Through his Cloning’s vision, Su Ming’an saw that the rooftop was shrouded in the same oppressive darkness.
He commanded his Cloning to move downstairs, first stopping in front of the iron door that separated the rooftop from the fifth floor of the dormitory.
The extinguishing flame at the Cloning’s fingertips flickered once, and the iron door creaked open. Cloning walked down the stairs, feeling something distinctly amiss.
The usually tidy walls now had cracks, like those of a long-abandoned derelict building, with cobwebs clinging to corners and a growing inconsistent layer of dust on the floor.
Cloning pressed his ear against a dormitory door, standing there for at least twenty minutes. During that time, he heard no sound at all—not a page turning, no snoring, and not even a hint of breathing.

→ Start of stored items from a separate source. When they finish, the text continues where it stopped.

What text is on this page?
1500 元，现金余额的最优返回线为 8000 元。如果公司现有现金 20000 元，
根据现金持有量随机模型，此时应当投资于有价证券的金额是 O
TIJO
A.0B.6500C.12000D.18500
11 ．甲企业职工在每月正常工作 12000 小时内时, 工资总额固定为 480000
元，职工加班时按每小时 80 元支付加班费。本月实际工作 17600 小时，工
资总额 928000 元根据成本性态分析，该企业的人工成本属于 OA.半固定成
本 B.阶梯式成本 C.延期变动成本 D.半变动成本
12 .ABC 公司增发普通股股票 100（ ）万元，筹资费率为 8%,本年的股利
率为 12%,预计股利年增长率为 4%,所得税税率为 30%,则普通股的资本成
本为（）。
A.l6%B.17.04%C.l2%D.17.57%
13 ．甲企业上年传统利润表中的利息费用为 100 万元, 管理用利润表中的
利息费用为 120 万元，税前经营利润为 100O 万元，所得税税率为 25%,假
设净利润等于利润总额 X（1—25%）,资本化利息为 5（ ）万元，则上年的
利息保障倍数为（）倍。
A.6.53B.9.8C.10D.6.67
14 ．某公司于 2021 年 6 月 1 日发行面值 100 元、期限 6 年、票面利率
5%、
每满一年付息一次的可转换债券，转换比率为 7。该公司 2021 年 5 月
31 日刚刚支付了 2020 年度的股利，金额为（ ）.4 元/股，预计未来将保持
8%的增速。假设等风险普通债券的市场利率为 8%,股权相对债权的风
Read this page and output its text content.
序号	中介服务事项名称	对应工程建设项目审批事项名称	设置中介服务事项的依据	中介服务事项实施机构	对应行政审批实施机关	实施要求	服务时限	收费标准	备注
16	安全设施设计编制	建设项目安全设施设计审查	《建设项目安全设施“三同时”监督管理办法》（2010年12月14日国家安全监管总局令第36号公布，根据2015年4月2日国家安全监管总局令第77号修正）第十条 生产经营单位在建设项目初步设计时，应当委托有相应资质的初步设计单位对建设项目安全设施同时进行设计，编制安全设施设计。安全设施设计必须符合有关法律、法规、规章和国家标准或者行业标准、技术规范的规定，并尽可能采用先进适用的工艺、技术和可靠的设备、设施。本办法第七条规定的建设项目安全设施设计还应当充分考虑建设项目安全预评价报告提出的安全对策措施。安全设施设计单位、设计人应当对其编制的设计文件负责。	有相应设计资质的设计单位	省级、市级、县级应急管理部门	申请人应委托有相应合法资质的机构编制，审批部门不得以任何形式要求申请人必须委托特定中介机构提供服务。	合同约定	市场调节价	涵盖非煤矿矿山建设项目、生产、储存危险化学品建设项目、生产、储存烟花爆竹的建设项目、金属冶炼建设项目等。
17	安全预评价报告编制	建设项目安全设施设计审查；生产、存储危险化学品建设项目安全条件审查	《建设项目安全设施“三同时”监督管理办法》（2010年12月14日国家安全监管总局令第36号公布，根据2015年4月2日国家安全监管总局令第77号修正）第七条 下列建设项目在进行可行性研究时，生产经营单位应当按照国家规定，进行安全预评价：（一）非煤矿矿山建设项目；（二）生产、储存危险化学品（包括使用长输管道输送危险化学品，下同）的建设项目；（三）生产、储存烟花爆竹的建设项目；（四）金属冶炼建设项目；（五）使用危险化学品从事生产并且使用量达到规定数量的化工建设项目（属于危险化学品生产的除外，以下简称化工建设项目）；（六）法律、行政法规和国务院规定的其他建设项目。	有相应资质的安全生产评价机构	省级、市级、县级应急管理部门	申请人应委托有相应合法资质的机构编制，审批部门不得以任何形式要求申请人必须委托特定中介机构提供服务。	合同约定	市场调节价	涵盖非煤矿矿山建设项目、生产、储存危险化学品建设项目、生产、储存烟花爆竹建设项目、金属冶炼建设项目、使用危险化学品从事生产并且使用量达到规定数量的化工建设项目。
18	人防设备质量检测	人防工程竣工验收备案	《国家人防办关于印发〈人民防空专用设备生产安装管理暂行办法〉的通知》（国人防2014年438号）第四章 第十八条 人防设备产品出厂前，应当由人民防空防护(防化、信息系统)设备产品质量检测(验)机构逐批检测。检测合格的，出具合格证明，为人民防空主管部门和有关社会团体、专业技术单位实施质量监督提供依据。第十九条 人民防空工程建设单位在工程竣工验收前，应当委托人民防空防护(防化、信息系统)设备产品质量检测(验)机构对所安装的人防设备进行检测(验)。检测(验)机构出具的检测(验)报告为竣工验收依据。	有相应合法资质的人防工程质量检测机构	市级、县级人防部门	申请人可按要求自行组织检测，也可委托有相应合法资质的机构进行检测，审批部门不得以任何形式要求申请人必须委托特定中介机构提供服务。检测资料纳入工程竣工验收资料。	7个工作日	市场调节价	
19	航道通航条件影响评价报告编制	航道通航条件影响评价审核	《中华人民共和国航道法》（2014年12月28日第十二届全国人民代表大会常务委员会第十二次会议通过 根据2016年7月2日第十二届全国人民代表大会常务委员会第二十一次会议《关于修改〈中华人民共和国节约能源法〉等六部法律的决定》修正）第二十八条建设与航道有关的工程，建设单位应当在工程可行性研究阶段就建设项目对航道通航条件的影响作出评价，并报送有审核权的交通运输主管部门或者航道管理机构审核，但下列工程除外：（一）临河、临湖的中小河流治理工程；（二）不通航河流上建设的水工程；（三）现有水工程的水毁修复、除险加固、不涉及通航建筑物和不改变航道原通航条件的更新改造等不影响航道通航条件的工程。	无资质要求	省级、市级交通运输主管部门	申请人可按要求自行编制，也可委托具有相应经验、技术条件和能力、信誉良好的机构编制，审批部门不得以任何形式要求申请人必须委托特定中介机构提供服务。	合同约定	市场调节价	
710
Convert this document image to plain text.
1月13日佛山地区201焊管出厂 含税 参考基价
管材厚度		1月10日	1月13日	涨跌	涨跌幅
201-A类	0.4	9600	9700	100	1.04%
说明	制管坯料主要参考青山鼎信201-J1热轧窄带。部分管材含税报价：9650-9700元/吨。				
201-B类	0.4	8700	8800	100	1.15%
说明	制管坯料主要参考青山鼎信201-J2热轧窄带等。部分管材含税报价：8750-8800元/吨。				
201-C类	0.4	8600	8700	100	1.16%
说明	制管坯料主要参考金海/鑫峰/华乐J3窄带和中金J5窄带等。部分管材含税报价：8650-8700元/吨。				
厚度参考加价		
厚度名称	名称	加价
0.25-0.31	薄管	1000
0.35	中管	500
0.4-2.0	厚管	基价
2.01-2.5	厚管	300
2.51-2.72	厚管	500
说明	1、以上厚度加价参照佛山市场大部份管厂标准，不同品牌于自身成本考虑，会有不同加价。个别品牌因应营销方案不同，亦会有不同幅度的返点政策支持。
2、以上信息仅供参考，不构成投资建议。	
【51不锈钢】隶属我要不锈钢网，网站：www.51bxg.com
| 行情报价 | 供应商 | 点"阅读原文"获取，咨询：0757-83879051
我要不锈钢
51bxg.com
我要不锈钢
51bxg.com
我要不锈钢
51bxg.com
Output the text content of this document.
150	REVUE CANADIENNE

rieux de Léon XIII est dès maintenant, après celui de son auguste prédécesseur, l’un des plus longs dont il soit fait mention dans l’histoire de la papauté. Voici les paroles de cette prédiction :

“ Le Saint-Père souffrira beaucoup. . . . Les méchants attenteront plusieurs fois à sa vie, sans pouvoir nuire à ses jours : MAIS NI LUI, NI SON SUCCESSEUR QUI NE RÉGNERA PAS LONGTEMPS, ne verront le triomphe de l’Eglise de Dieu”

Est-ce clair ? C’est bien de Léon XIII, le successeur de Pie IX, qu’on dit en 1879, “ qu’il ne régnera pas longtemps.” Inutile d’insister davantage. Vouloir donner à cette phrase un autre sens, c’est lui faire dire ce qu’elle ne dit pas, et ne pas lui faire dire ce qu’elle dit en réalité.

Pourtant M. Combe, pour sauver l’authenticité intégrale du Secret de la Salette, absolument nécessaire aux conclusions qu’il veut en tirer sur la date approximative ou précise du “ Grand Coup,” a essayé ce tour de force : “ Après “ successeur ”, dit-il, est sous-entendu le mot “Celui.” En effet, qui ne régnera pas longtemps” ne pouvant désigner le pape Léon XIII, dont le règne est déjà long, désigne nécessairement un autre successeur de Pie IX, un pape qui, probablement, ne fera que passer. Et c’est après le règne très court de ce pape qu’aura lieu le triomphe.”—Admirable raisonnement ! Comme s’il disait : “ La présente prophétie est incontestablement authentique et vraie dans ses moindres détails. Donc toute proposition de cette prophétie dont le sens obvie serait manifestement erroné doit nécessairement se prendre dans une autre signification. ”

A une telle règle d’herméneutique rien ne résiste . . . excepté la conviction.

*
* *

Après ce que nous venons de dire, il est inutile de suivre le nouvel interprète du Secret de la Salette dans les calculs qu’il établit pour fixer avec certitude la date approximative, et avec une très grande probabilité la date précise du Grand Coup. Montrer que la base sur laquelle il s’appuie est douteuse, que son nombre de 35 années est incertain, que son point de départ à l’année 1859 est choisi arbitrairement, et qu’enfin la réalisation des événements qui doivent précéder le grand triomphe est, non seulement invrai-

The accommodations, normally poor at soundproofing, shouldn’t be so silent; there should at least be some noise of students climbing into bed after finishing homework, or the sound of water being fetched.
He felt as if someone were watching him, but after scanning the surroundings with his spiritual power, he couldn’t detect the source of the gaze. The hallway was eerily silent at both ends, without even a whisper of another sound.
Only he stood in the long corridor; there was no room for any other living being.
The gaze was nowhere to be found.
Cold drafts brushed against his neck from both sides.
Cloning found this strange. Intending to peek inside the door, he pressed his form close and peered through the slightly ajar door—
...he found the source of the gaze.
From the gap in the door, they were facing each other, a pair of eyes also looking back at him.
Like glass beads, glossy and reflective enough to cast back his own gaze, were a pair of eyes.
Those eyes slightly skewed, as if smiling at him.